Job Stories: My New Favorite Way to Capture Requirements


I didn’t think 2024 would be the year I threw out User Stories in favor for something new. But here I am, unable to stop talking about their replacement: job stories.

Let’s take a few steps back. What is any of this?

User Stories have been the cornerstone of software development since the dawn of agile. They focus on what the user wants and how they will interact with a product or service to achieve that goal. They are meant to be a user-focused way to capture requirements and have a very prescribed format that is easy to understand and unambiguous to interpret.

As a [role or persona] I want to [action] so that [benefit].

Cool. Nice. Sweet. So what’s wrong with them?

Much of the time, the differences in the users are not important if they all share a underlying motivation to reach the same goal. Why should we classify users into separate roles when each classification wants the same outcome?

Most of us understand the shortcomings of user stories on a visceral level. A common ‘smell’ I see is an over generalization of users. The user stories either start with “as a user…” or the same action and benefit is repeated over and over again with different types of users.
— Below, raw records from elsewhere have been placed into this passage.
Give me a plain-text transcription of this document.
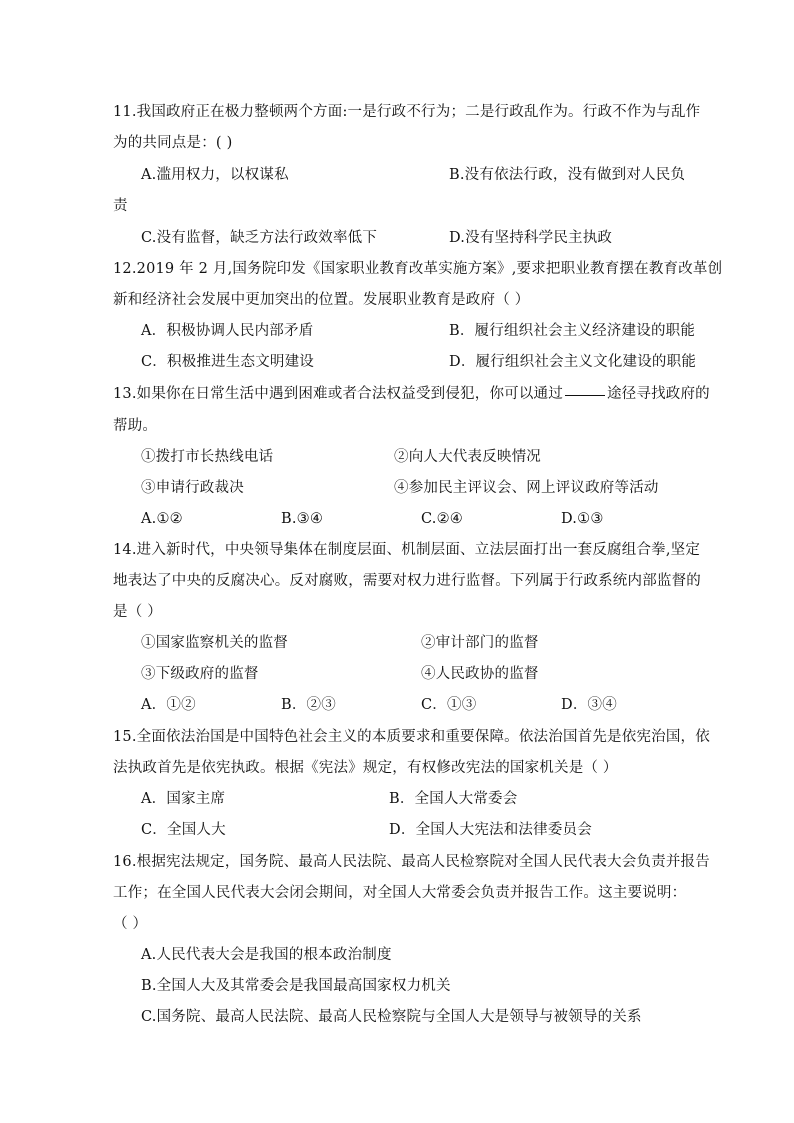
11.我国政府正在极力整顿两个方面:一是行政不行为；二是行政乱作为。行政不作为与乱作
为的共同点是：( )
A.滥用权力，以权谋私	B.没有依法行政，没有做到对人民负
责
C.没有监督，缺乏方法行政效率低下	D.没有坚持科学民主执政
12.2019 年 2 月,国务院印发《国家职业教育改革实施方案》,要求把职业教育摆在教育改革创
新和经济社会发展中更加突出的位置。发展职业教育是政府（ ）
A．积极协调人民内部矛盾	B．履行组织社会主义经济建设的职能
C．积极推进生态文明建设	D．履行组织社会主义文化建设的职能
13.如果你在日常生活中遇到困难或者合法权益受到侵犯，你可以通过	途径寻找政府的
帮助。
①拨打市长热线电话	②向人大代表反映情况
③申请行政裁决	④参加民主评议会、网上评议政府等活动
A.①②	B.③④	C.②④	D.①③
14.进入新时代，中央领导集体在制度层面、机制层面、立法层面打出一套反腐组合拳,坚定
地表达了中央的反腐决心。反对腐败，需要对权力进行监督。下列属于行政系统内部监督的
是（ ）
①国家监察机关的监督	②审计部门的监督
③下级政府的监督	④人民政协的监督
A．①②	B．②③	C．①③	D．③④
15.全面依法治国是中国特色社会主义的本质要求和重要保障。依法治国首先是依宪治国，依
法执政首先是依宪执政。根据《宪法》规定，有权修改宪法的国家机关是（ ）
A．国家主席	B．全国人大常委会
C．全国人大	D．全国人大宪法和法律委员会
16.根据宪法规定，国务院、最高人民法院、最高人民检察院对全国人民代表大会负责并报告
工作；在全国人民代表大会闭会期间，对全国人大常委会负责并报告工作。这主要说明：
（ ）
A.人民代表大会是我国的根本政治制度
B.全国人大及其常委会是我国最高国家权力机关
C.国务院、最高人民法院、最高人民检察院与全国人大是领导与被领导的关系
As a user (student, prompt engineer, hacker) I want to seamlessly compare LLM output with relevant information from trusted external sources (e.g., scientific journals, credible news websites) so that I can quickly assess the accuracy and reliability of the information and make informed decisions based on a broader context.

It feels silly because it is: a user story is not the right tool for these scenarios.

Enter job stories.

Job stories focus on the underlying reason a user wants to complete a task (job), and motivation behind it. It moves the focus from the differences in users to the impact of situations.

When [situation], I want to [goal] so that [outcome].

When I’m working with a large language model (LLM) and receive an answer, I want to verify its accuracy and ensure it’s reliable information. This way, I can trust the information I’m using and make well-informed decisions.

See the difference? The focus shifts from the perceived benefit to the person to the intended outcome of the job. It’s subtle, but much more effective.

Ok, so I should throw away user stories? Naw.

“Job stories” are just another tool in the ever-expanding world of requirement capturing. There are several applications in which users in different roles have very different goals and outcomes. For that, user stories are still a strong candidate for effective requirement gathering.

Want to go deeper? Ship user stories and job stories together.

User stories define what users want to do. Job stories uncover why they want to do it.

Start with a job story the gain a deeper understanding of a user’s needs. From there, user stories can be crafted that define specific functionalities.

User Story:

As a researcher who frequently relies on large language models (LLMs) for information retrieval, I want to integrate the LLM’s output with a functionality that allows me to compare it with relevant information from credible external sources (e.g., academic databases, scientific journals) so that I can efficiently validate the accuracy and completeness of the information provided by the LLM.

Job Story:

When I’m conducting research and using a large language model (LLM) to gather information, I want to be confident that the information I’m getting is accurate and reliable. This way, I can ensure the quality of my research and avoid basing my conclusions on potentially false or incomplete data.

This cases dives down into a specific role, the researcher. See how powerful they are when working together?